Middletown will shift to a vote-by-mail process for its April election of the burgess and commissioners, sending ballots to every registered voter in the town who hasn’t already requested one and requiring that they be returned to the town by April 24 to be counted.
Ballots will be sent to voters by April 6, the original date of the election. They must be returned to the town by 8 p.m. April 24.
The burgess and commissioners approved the change by a 4-2 vote held in a virtual meeting held Wednesday evening, with Burgess John Miller and Commissioner Jennifer Falcinelli opposed.
Miller is running unopposed for burgess, while commissioners Chris Goodman and Tom Catania and challenger Jean LaPadula are competing for two commissioner seats.
The town, with 3,503 registered voters, had already received 372 absentee ballot requests by its March 20 deadline.
Wednesday’s meeting included a discussion with town attorney Brandy Peeples about whether the town could even vote to move the election, since Miller, Goodman and Catania would be voting on a decision that affects them directly.
The town’s charter requires that an ordinance, which would be necessary to change the election date, requires “the favorable votes of a majority of the legislative body,” Peeples told the burgess and commissioners Wednesday, as well as in a written opinion.
Since Miller, Goodman and Catania have a direct interest in the election’s outcome, it would be a conflict of interest for them to vote on whether to postpone, Peeples said.
That would leave only Falcinelli and her colleagues Rick Dietrick and Larry Bussard to vote, preventing a majority.

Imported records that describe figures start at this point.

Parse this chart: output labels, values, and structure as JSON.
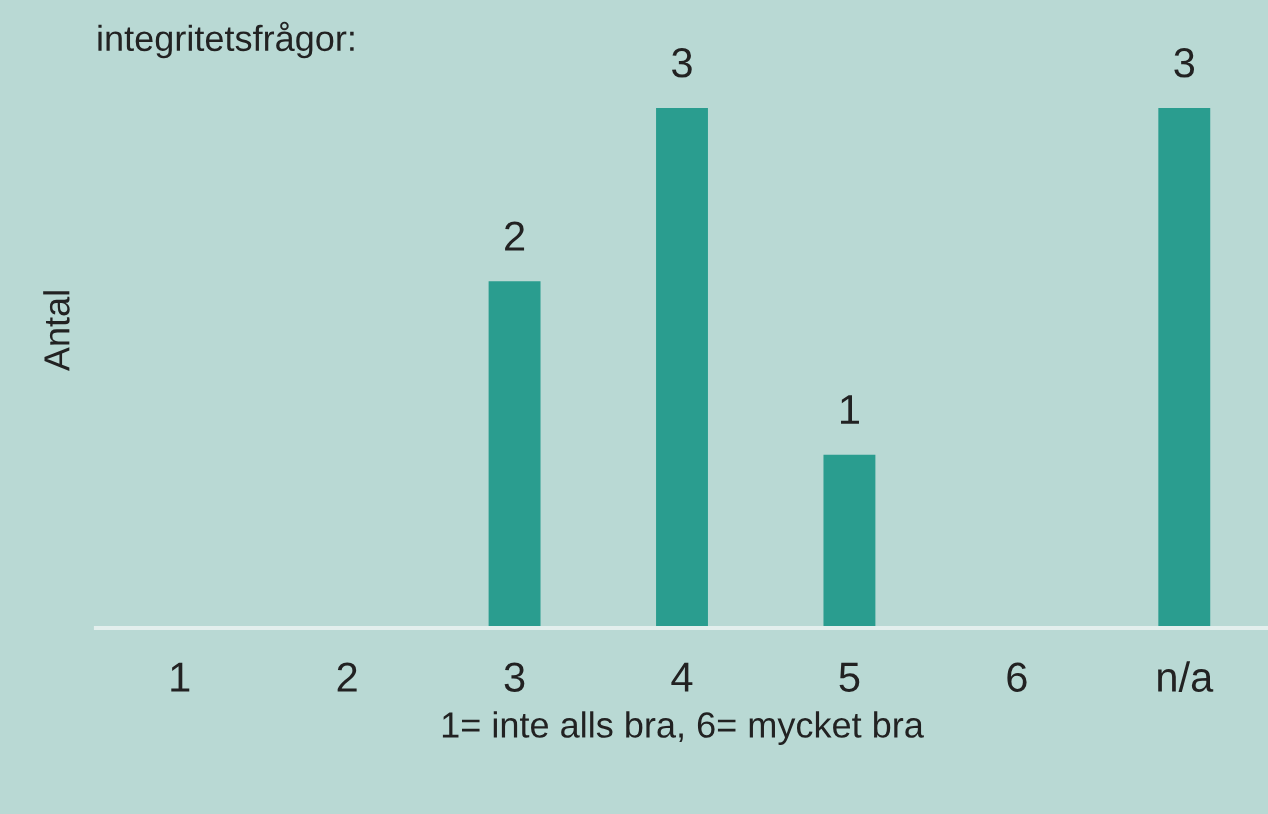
{
  "chart_data": {
    "type": "bar",
    "title": "integritetsfrågor:",
    "xlabel": "1= inte alls bra, 6= mycket bra",
    "ylabel": "Antal",
    "categories": [
      "1",
      "2",
      "3",
      "4",
      "5",
      "6",
      "n/a"
    ],
    "values": [
      0,
      0,
      2,
      3,
      1,
      0,
      3
    ],
    "value_labels": [
      null,
      null,
      "2",
      "3",
      "1",
      null,
      "3"
    ],
    "color": "#2a9d8f",
    "grid": false,
    "legend": false
  }
}
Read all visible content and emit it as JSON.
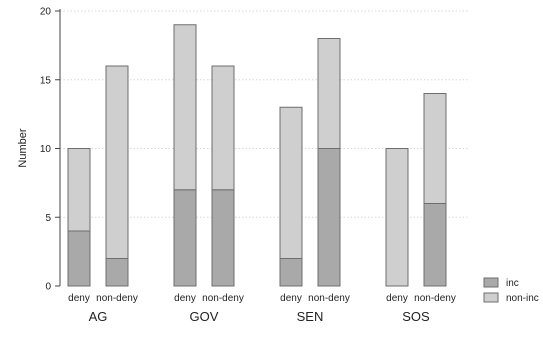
{
  "chart_data": {
    "type": "bar",
    "stacked": true,
    "ylabel": "Number",
    "ylim": [
      0,
      20
    ],
    "yticks": [
      0,
      5,
      10,
      15,
      20
    ],
    "grid": true,
    "legend_position": "right",
    "groups": [
      "AG",
      "GOV",
      "SEN",
      "SOS"
    ],
    "categories": [
      "deny",
      "non-deny"
    ],
    "series": [
      {
        "name": "inc",
        "color": "#a9a9a9",
        "values": [
          [
            4,
            2
          ],
          [
            7,
            7
          ],
          [
            2,
            10
          ],
          [
            0,
            6
          ]
        ]
      },
      {
        "name": "non-inc",
        "color": "#cfcfcf",
        "values": [
          [
            6,
            14
          ],
          [
            12,
            9
          ],
          [
            11,
            8
          ],
          [
            10,
            8
          ]
        ]
      }
    ]
  }
}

But the three officials up for election would be allowed to vote on “an administrative or ministerial duty that does not affect the disposition or decision of the matter,” Peeples’ decision said, such as how to conduct the voting in the election.
Catania said he understood Peeples’ perspective, but the municipality was caught up in a worldwide problem.
“We’re dealing with an extraordinary time, and we’re living in a bizarre time,” he said.
He proposed moving the election to June 1, holding any absentee ballots already received and extending the deadline for people to request absentee ballots to May 15.
The three commissioner candidates expressed concern about not being able to go out and meet voters, whether by going from door to door or at events, in the midst of the global COVID-19 pandemic.
Even if they did wait until June, door-to-door campaigning will probably still not be an option, since the virus may not have peaked even then, Miller said.
LaPadula said she would suffer the most from not being able to campaign, since she’s not an incumbent and therefore not as well-known.
Bussard argued that the election should go on as scheduled.
If people can go to the grocery store and stand in line at a safe distance, they can stand in line to vote, he said.
But Dietrick said people are being told by all kinds of officials not to go out.
If they have the election as planned, they’re doing the opposite of what people have been told to do, he said.